O fato é que está em jogo o futuro. E esse jogo não poderá ser ganho sem um empenho multifacetado que vá da mudança dos hábitos individuais, e até mesmo das motivações mais íntimas, ao enfrentamento coletivo das grandes causas estruturais. É preciso, sim, fechar a torneira. Mas é preciso igualmente questionar os governos e também as grandes empresas privadas, que deveriam dar uma destinação mais útil à sua tão propalada “responsabilidade socioambiental”. Para tanto, devemos nos inspirar no exemplo de um Gandhi, capaz de tecer o pano da própria roupa enquanto desafiava o maior império do planeta.
Como em outros momentos decisivos da história, a geração mais jovem é chamada a ocupar a linha de frente neste movimento global. Mas onde estão os jovens? Sob que mantos de isolamento acústico abafaram os ruídos de sua buliçosa presença? Distantes das formas clássicas de mobilização consagradas nos embates dos anos 1960, descrentes dos excessos retóricos que hipnotizavam as consciências de então, eles parecem, aos ouvidos desatentos, tragicamente silenciosos e apáticos.
Porém uma pesquisa conduzida em seis países sul-americanos, objeto de importante artigo desta edição, mostra que há uma palpitação de vida por baixo de seu aparente silêncio.
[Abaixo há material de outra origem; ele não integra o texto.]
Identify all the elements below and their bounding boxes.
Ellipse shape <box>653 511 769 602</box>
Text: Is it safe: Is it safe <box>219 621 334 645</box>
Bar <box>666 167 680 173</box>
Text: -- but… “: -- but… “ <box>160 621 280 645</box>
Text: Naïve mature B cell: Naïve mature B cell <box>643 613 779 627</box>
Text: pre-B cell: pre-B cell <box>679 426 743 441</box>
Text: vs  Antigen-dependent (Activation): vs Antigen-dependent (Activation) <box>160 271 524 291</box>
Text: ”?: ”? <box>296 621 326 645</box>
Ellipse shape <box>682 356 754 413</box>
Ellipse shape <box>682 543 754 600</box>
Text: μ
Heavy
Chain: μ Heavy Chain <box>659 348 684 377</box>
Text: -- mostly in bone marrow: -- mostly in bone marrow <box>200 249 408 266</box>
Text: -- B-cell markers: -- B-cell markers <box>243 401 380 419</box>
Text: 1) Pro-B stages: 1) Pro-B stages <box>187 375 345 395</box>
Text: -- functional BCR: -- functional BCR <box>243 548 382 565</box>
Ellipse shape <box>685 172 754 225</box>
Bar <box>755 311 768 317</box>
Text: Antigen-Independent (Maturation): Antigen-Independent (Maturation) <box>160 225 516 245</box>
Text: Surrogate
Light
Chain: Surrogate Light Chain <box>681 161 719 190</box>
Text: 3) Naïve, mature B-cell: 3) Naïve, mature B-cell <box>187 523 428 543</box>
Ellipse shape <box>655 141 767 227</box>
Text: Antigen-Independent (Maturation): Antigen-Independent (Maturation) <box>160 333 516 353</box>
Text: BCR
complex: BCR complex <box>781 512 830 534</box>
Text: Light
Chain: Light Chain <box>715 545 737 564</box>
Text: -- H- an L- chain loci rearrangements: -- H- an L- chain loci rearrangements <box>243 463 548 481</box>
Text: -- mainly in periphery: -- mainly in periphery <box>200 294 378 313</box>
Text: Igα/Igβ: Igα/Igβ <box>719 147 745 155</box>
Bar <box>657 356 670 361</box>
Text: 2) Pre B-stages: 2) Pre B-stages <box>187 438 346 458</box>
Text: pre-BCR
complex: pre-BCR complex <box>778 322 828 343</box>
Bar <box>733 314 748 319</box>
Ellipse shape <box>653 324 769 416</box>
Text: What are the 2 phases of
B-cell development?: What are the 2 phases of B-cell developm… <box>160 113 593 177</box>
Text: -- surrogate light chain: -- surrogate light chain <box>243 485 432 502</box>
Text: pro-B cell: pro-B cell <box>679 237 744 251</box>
Cortázar afirmou, certa vez, que as revoluções e os revolucionários eram demasiado graves e cinzentos para crer em suas próprias promessas de um mundo feliz e sem injustiças. É indispensável acreditar que seremos capazes de insuflar leveza e colorido a este sonho.
*José Tadeu Arantes é jornalista, foi editor de Le Monde Diplomatique Brasil entre agosto de 2007 e agosto de 2008.